Perspectives on HERA Shareholders Can Take to the Bank – Or at Least Should
– January 29, 2015
During a teleconference call January 29, a House Financial Services Committee staff member with an obviously in-depth familiarity with Housing and Economic Recovery Act (HERA) of 2008 asked the authors of a new paper on the statute a pointed question.
Citing Sec. 4617(b)(2)(B) of the U.S. Code, he pressed whether that section of the law allows the government to take over the assets of mortgage market giants Fannie Mae and Freddie Mac with all powers of the shareholders. In other words, can’t the government do pretty much as it sees fit as the conservator of these government-sponsored enterprises (GSEs)? After all, aren’t the rights of the stockholders suspended during the conservatorship?
The only problem with this line of inquiry is that it misses other key components of the law as well as the intention of Congress – the letter and the spirit of the law. A complete reading of that section of the U.S. Code makes clear that it stipulates that the Federal Housing Finance Agency, which HERA created and vested all power in as conservator, is to do whatever is needed to “conserve and preserve” the GSE’s assets. There’s also the explicit and separate direction to conservators to takes steps necessary to put the regulated entity in a “sound and solvent condition.” In other words, a conservatorship is meant to be a temporary arrangement that anticipates restoring the GSEs and stockholders continue to retain all rights in the stock’s financial worth, which, by the way, is determined by the market, not the government.
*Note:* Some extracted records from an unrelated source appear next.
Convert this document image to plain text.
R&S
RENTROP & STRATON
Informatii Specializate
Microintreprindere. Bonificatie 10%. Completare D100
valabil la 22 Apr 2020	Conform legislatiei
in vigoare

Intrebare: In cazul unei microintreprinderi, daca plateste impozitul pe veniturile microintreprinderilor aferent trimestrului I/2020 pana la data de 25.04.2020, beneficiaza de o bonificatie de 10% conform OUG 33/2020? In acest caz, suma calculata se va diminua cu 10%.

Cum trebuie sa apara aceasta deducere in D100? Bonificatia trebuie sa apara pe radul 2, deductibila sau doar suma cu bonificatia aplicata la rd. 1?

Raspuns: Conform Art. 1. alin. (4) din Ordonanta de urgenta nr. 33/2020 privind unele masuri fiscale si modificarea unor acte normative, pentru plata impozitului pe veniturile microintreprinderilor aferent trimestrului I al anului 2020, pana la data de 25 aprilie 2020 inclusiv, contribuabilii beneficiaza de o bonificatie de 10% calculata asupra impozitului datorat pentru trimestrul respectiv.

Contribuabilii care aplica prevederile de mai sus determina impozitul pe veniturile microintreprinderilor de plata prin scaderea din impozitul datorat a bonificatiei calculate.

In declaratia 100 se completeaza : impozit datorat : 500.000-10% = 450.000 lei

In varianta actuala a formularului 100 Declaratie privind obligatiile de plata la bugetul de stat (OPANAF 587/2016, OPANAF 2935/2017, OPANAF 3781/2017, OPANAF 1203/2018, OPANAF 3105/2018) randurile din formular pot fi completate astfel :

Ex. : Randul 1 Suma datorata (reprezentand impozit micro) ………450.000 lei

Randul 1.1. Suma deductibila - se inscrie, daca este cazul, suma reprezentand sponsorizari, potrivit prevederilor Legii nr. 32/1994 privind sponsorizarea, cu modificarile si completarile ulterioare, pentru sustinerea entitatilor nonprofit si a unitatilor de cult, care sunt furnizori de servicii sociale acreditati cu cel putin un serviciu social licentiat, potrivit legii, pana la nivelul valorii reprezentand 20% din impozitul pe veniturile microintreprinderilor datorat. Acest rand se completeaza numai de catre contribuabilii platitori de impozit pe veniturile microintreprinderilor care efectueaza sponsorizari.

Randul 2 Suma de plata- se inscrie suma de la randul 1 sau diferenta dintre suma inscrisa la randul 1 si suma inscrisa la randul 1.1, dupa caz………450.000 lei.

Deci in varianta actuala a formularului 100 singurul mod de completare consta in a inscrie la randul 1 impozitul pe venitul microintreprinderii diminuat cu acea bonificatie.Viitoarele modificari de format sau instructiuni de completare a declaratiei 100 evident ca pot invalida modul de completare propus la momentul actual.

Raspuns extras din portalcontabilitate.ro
Even allowing that laws are subject to interpretation, it is hard to argue that the drafters intended the opposite of what they said was intended. And Michael Krimminger and Mark Calabria, who recently published”The Conservatorships of Fannie Mae and Freddie Mac:Actions Violate HERA and Established Insolvency Principles,” know what the drafters intended. Krimminger, who was capping off a long and distinguished career at the Federal Deposit Insurance Corporation (FDIC) as its general counsel, and Calabria, who was a top aide to Senate Banking Committee Chairman Richard Shelby, understood more than most people in the room the statutory history and political imperatives that went into the letter and spirit of the law.
They understood Congress didn’t have to start from scratch when writing HERA. Lawmakers looked at bank conservatorships and receiverships under the Federal Deposit Insurance Act (FDIA) and made a conscious decision to replicate the provisions aimed at protecting stakeholders. Congress embraced the long-held understanding of conservatorships should be relatively short-term proceedings with the interests of stakeholders in mind.
“Foremost in the drafters’ minds was the importance of both continuing the Companies’ operations without disruption and maintaining market confidence in the fair treatment of the Companies’ stakeholders by the government,” they wrote.
It isn’t just on the definition of conservatorship where the white paper strips naked the illegality of the Administration’s current policy of using revenues from Fannie Mae and Freddie Mac as a general government checking account.
The paper also makes a compelling case that Congress wanted FHFA to be the lead agency in the conservatorship. Lawmakers opted to limit the Treasury Department’s role. They grasped that Fannie and Freddie were different animals than banks. They thought about it, debated it and still decided on narrow and confined roles for Treasury and other agencies.
That’s what makes the Third Amendment “sweep” by Treasury so audacious. Back to the question on teleconference, how can Fannie and Freddie ever become “sound and solvent” and shareholders compensated if Treasury snatches up the GSE’s profits every quarter? What’s more, if there is no way to create a buffer against future losses, will taxpayers once again have to pick up the tab in the next crisis affecting the housing market?
Krimminger and Calabria displayed an appreciation for legal precedent and political ramifications of HERA when they wrote, “These conservatorships most certainly were not profit-making enterprises for the regulators. In contrast to Treasury’s actions in the Companies’ conservatorships, banking regulators never considered it as possible that they could impose new, harsher deals after providing assistance or initiating conservatorship or use those transactions as vehicles to strip all remaining value from the banks. Why? Because it is not permitted under the law and would have devastating consequences to the future of banking.”
At the January 27 hearing before the House Financial Services Committee, FHFA Director Mel Watt seemed to acknowledge this wasn’t supposed to be the way HERA worked but lamented that his hands are tied since his predecessor, Ed DeMarco and Treasury worked out the Preferred Stock Purchase Agreements at the heart of the problem. As Krimminger and Calabria can tell Watt, his hands are actually free, legally, if not politically. But neither DeMarco nor any other agency officials ever have a free hand to work out an agreement that suits them but trumps a federal statute.
The analysis by Krimminger and Calabria makes what could be the most compelling case to date how flawed and legally dubious HERA’s execution has been and will continue to be until Congress and the Administration can agree on the future of mortgage secondary market giants.